I have had a horrible year. Chronic relapse, no matter how I try, I have so many challenges in life and little support. I'm coming back again, and I am having such a hard time these days. I'm so tired of this cycle of shame, and helplessness. I'm powerless and my life is unmanageable, I just want to get well!
I can relate this year has definitely been a rough year for me I wanted to give up but when the opportunity presented itself I took a chance on it and I turned my will over to the care of God which is step 3 also putting in the work Courtney. Also praying & taking it one day at a time if that makes you sense trust me it's hard but it's fair it'll get better.
Iam here with you this year I gave away everything now homeless I cannot count time times I've relapse today is only day 3 still going through withdrawals not easy but with God's help and all the support from AA group iam sober that's what matters dont give up you are stronger then you think and your not alone
You are stuck in a loop! Change your story right now this second and keep going back to the new story. Its going to take alot of strength to continue going back to the more preferred version of you but you can do it!!! We create heaven or opposite in our lives with our words and thoughts…
Listen to “the game of life and how to play it” by Florence Shinn on youtube. Theres an anazing version by nevillution created by a woman with a beautiful voice. She has hundreds of videos that can help you turn your life around. Take care! 
Your support is here. Keep showing up. Ask questions, dump what you can’t carry and let others support you.

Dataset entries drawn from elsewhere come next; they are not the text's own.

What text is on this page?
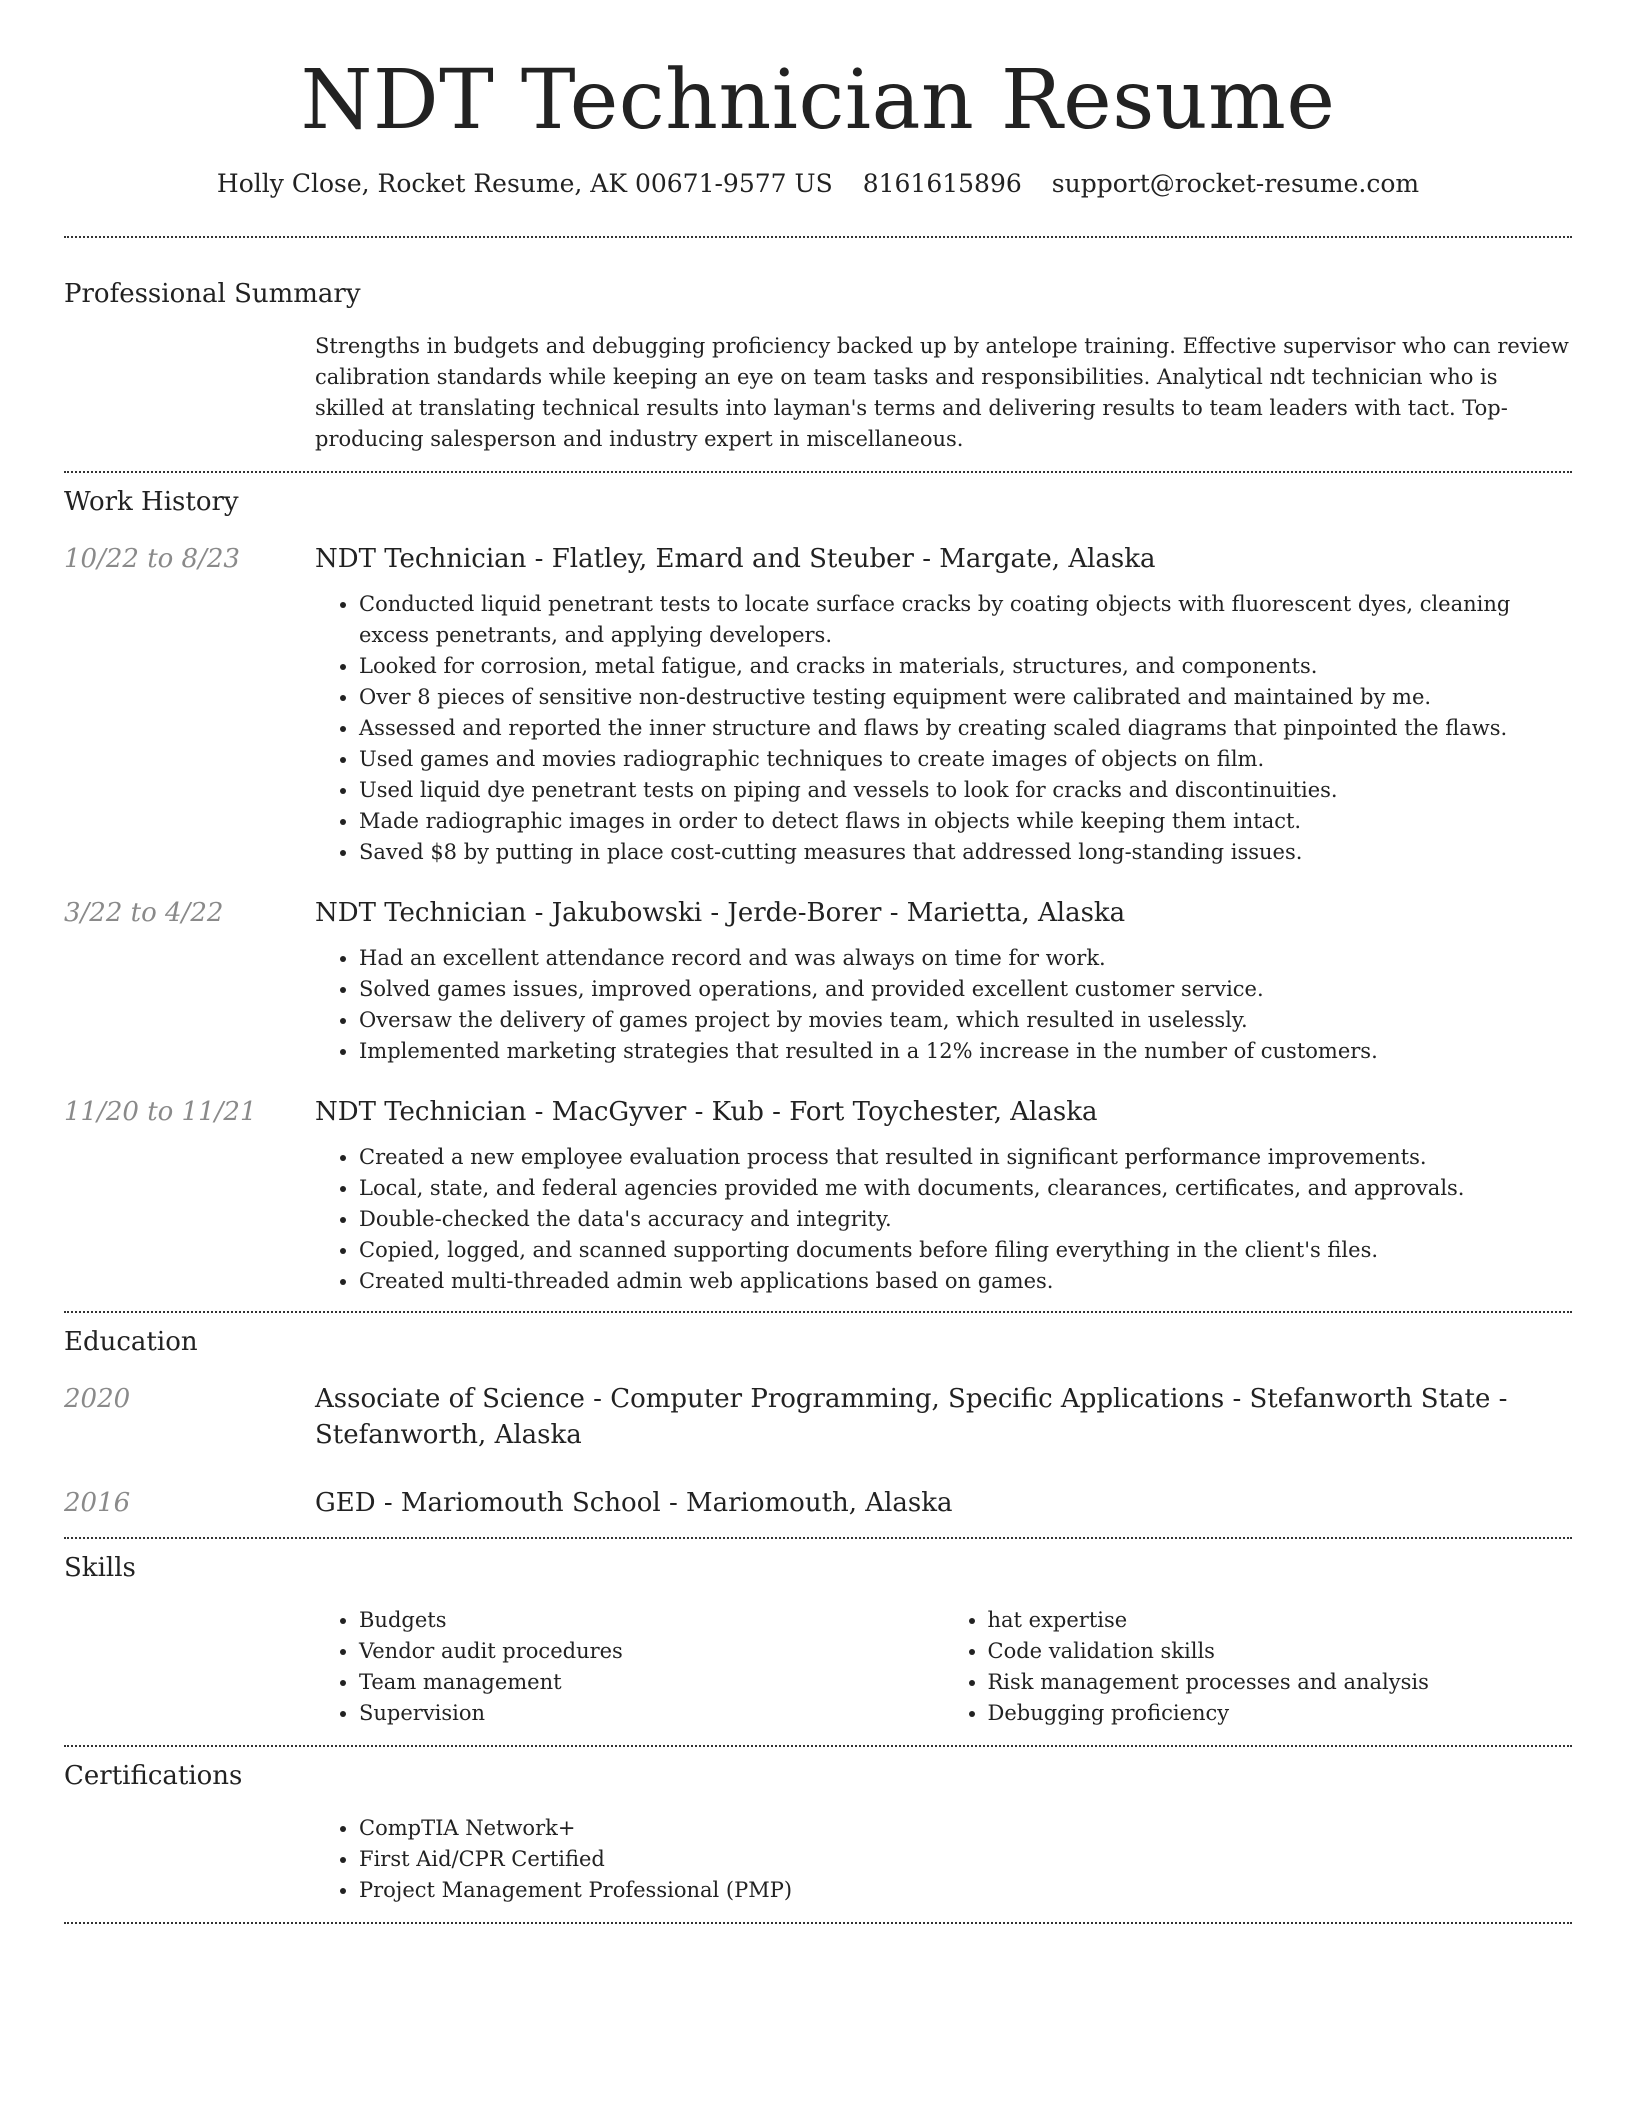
NDT Technician Resume
Holly Close, Rocket Resume, AK 00671-9577 US 8161615896 support@rocket-resume.com
Professional Summary
Strengths in budgets and debugging proficiency backed up by antelope training. Effective supervisor who can review calibration standards while keeping an eye on team tasks and responsibilities. Analytical ndt technician who is skilled at translating technical results into layman's terms and delivering results to team leaders with tact. Top-producing salesperson and industry expert in miscellaneous.
Work History
10/22 to 8/23	NDT Technician - Flatley, Emard and Steuber - Margate, Alaska
• Conducted liquid penetrant tests to locate surface cracks by coating objects with fluorescent dyes, cleaning excess penetrants, and applying developers.
• Looked for corrosion, metal fatigue, and cracks in materials, structures, and components.
• Over 8 pieces of sensitive non-destructive testing equipment were calibrated and maintained by me.
• Assessed and reported the inner structure and flaws by creating scaled diagrams that pinpointed the flaws.
• Used games and movies radiographic techniques to create images of objects on film.
• Used liquid dye penetrant tests on piping and vessels to look for cracks and discontinuities.
• Made radiographic images in order to detect flaws in objects while keeping them intact.
• Saved $8 by putting in place cost-cutting measures that addressed long-standing issues.
3/22 to 4/22	NDT Technician - Jakubowski - Jerde-Borer - Marietta, Alaska
• Had an excellent attendance record and was always on time for work.
• Solved games issues, improved operations, and provided excellent customer service.
• Oversaw the delivery of games project by movies team, which resulted in uselessly.
• Implemented marketing strategies that resulted in a 12% increase in the number of customers.
11/20 to 11/21	NDT Technician - MacGyver - Kub - Fort Toychester, Alaska
• Created a new employee evaluation process that resulted in significant performance improvements.
• Local, state, and federal agencies provided me with documents, clearances, certificates, and approvals.
• Double-checked the data's accuracy and integrity.
• Copied, logged, and scanned supporting documents before filing everything in the client's files.
• Created multi-threaded admin web applications based on games.
Education
2020	Associate of Science - Computer Programming, Specific Applications - Stefanworth State - Stefanworth, Alaska
2016	GED - Mariomouth School - Mariomouth, Alaska
Skills
• Budgets
• Vendor audit procedures
• Team management
• Supervision
• hat expertise
• Code validation skills
• Risk management processes and analysis
• Debugging proficiency
Certifications
• CompTIA Network+
• First Aid/CPR Certified
• Project Management Professional (PMP)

Once a chronic relapser and very bullheaded, I thought I’m strong enough alone, I know how to do it, I’m text book smart, etc etc I had all the excuses to isolate. I grew and got stronger the more I helped others. There’s a special type of dynamic that happens when we set down what we’re going through to help someone else. It was like I was re-reading what I wrote back to myself. It’s true though. It also kept me busy. The underlying issues I kept avoiding were what kept me stepping backwards. What I do? Dove in head first into books, podcasts, meetings for the first year, stayed active and changed friend group, placed I went and when I was tempted immediately reached out.
"chronic relapse" is the opportunity to learn how to make changes to reduce the relapses. When you look at the past year and compare it to previous years, ask yourself how much progress have you made? Was it one day more than before, 2 weeks, one month? You're taking small steps to build up to something more substantial than what you have now. Keep it going and don't give up.
I can relate. 1 year, relapsethen divorce then my sister passed and bam more relapses then 2 arrests for drunk and disorderly and 30 days in rehab. BUT it gets better I'm almost 8 months and I go to AA 2x a week and therapy too. IT GETS BETTER!
Been there, done that. You have it within yourself to break the chains away. You are amazing, you have so much to work for, people and family love you and want to see you happy again..
I kept looking myself in the mirror every day and saying good things about myself. I ended my statements with I am going to make today my b**ch and stay sober 1 more day. Try it, it worked for me. Almost 4 years sober.